The adipofascial flaps currently described in the literature frequently lack the volume requirements for reconstructive goals. In this study, the authors examined the use of long-term local delivery of insulin and insulin-like growth factor-1 (IGF-1) using polylactic-coglycolic acid/polyethylene glycol (PLGA/PEG) microspheres to augment inguinal adipofascial flaps based on the inferior epigastric vessels in the rat. Two flap models, the island flap and the limited dissection flap, were used to demonstrate simultaneous treatment and pretreatment modalities, respectively. Experimental groups received 12.5 mg of insulin microspheres (carrying 1 IU of insulin) plus 12.5 mg of IGF-1 microspheres (carrying 2.5 microg of IGF-1). A group undergoing the operation only (no treatment with microspheres) and a group treated with blank microspheres (no growth factor) served as external controls for the surgical procedure and the drug delivery device, respectively.

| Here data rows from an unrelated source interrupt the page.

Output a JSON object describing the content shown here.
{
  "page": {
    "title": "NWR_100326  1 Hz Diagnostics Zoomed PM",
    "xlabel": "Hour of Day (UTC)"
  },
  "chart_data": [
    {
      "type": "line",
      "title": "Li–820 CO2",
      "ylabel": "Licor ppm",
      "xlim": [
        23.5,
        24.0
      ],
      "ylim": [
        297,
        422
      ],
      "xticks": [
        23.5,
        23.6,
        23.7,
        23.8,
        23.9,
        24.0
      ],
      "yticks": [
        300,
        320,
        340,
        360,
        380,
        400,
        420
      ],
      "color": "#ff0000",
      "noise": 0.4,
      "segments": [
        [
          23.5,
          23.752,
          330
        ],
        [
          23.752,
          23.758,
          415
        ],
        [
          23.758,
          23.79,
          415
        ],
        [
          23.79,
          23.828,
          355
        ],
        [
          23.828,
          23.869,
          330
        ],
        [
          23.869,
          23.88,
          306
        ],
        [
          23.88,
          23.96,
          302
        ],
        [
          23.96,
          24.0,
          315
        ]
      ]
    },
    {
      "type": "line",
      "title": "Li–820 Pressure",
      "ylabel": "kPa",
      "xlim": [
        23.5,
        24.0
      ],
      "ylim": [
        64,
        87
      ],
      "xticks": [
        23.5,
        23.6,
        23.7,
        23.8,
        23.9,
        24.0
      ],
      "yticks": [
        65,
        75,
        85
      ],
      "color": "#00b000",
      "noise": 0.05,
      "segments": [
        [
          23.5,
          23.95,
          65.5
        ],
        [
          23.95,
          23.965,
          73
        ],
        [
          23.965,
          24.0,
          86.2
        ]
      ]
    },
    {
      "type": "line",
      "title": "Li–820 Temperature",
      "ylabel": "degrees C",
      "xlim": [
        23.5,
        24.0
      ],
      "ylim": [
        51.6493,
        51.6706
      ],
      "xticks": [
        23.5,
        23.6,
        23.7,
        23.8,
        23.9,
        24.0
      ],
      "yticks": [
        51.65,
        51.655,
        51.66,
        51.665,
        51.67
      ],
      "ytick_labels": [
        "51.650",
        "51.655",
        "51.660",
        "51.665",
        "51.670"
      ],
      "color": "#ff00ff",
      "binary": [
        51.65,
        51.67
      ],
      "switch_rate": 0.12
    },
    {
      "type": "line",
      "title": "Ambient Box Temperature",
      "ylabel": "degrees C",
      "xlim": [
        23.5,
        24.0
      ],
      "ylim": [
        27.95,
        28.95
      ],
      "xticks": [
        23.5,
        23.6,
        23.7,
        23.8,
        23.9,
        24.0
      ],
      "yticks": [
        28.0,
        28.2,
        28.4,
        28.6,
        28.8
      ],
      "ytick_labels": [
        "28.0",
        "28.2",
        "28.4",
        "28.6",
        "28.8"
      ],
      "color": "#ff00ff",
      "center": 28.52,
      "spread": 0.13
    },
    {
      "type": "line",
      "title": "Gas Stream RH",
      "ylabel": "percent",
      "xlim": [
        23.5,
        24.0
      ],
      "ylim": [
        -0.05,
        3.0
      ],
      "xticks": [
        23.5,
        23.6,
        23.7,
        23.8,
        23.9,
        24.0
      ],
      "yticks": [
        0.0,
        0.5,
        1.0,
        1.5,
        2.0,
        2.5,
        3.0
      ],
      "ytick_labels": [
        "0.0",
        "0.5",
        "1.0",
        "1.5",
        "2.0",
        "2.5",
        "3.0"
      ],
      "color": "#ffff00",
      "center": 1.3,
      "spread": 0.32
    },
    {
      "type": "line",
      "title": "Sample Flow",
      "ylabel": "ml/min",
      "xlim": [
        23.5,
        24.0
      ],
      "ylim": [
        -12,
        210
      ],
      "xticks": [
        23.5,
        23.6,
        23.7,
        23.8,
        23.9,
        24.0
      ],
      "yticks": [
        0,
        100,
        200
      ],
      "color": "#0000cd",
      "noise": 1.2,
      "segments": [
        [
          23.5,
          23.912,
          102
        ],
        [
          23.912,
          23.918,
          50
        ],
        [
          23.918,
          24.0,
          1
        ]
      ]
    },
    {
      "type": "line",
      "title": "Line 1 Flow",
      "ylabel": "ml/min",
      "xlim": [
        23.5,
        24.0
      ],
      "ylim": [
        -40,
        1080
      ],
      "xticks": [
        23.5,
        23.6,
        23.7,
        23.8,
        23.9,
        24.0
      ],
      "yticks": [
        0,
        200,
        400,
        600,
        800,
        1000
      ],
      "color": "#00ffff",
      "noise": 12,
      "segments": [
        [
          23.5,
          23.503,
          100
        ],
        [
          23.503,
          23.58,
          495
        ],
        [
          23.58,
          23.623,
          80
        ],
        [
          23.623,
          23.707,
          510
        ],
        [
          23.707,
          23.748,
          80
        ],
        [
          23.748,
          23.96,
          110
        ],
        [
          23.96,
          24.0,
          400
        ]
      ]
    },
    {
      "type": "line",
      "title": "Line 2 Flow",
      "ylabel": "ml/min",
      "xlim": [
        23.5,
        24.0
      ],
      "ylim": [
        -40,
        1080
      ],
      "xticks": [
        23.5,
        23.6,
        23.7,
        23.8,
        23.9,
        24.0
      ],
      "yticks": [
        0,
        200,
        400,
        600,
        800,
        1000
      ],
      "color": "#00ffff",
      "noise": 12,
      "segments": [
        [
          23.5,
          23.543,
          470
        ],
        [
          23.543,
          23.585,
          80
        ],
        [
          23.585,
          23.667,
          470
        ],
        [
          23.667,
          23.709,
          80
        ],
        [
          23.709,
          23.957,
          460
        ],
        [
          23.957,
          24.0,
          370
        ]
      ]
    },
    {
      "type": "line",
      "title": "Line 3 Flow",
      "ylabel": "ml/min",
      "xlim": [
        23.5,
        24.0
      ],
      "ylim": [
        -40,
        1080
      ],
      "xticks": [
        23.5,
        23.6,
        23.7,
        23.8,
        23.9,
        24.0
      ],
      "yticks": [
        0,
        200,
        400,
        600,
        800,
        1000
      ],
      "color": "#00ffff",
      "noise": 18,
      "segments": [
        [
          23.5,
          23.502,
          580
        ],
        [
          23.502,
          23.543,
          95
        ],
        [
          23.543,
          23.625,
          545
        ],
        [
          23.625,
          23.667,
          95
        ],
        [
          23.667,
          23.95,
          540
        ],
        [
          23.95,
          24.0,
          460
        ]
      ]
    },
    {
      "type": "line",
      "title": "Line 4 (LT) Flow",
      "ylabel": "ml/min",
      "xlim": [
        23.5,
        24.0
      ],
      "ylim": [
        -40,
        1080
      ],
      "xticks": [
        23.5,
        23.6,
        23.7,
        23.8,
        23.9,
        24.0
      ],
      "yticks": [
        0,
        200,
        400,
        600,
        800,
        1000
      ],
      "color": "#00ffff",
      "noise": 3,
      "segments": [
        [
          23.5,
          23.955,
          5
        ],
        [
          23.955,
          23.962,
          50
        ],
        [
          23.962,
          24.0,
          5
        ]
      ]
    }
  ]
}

In all groups (n = 5 animals in each), the contralateral flap served as an internal control. Upon harvest on postoperative day 28, the insulin and IGF-1-treated flaps in both models weighed statistically more than the internal control flaps and the two external control flaps. Likewise, on gross inspection, the adipogenic growth factor-treated flaps had greater volumes than the internal control flap groups and both of the external control flap groups (operation only and blank microspheres). Other intergroup comparisons suggested the absence of a systemic insulin and IGF-1 effect on adiposity. A histomorphometric analysis suggested (1) that insulin and IGF-1 treatment does not alter flap cell composition and (2) that flap augmentation is secondary to the stimulation of cell proliferation and adipocytic differentiation rather than the hypertrophy of mature adipocytes. Further evidence in favor of cell proliferation and differentiation was the discovery of nonanatomic, ectopic fat islands on the pedicle sheath of the treated flaps and the lack of variation in cell size distribution among groups. The authors concluded that the long-term local delivery of insulin and IGF-1 with PLGA/PEG microspheres is an effective method of adipofascial flap augmentation; this method increases the number of mature adipocytes rather than increasing the size of preexisting cells.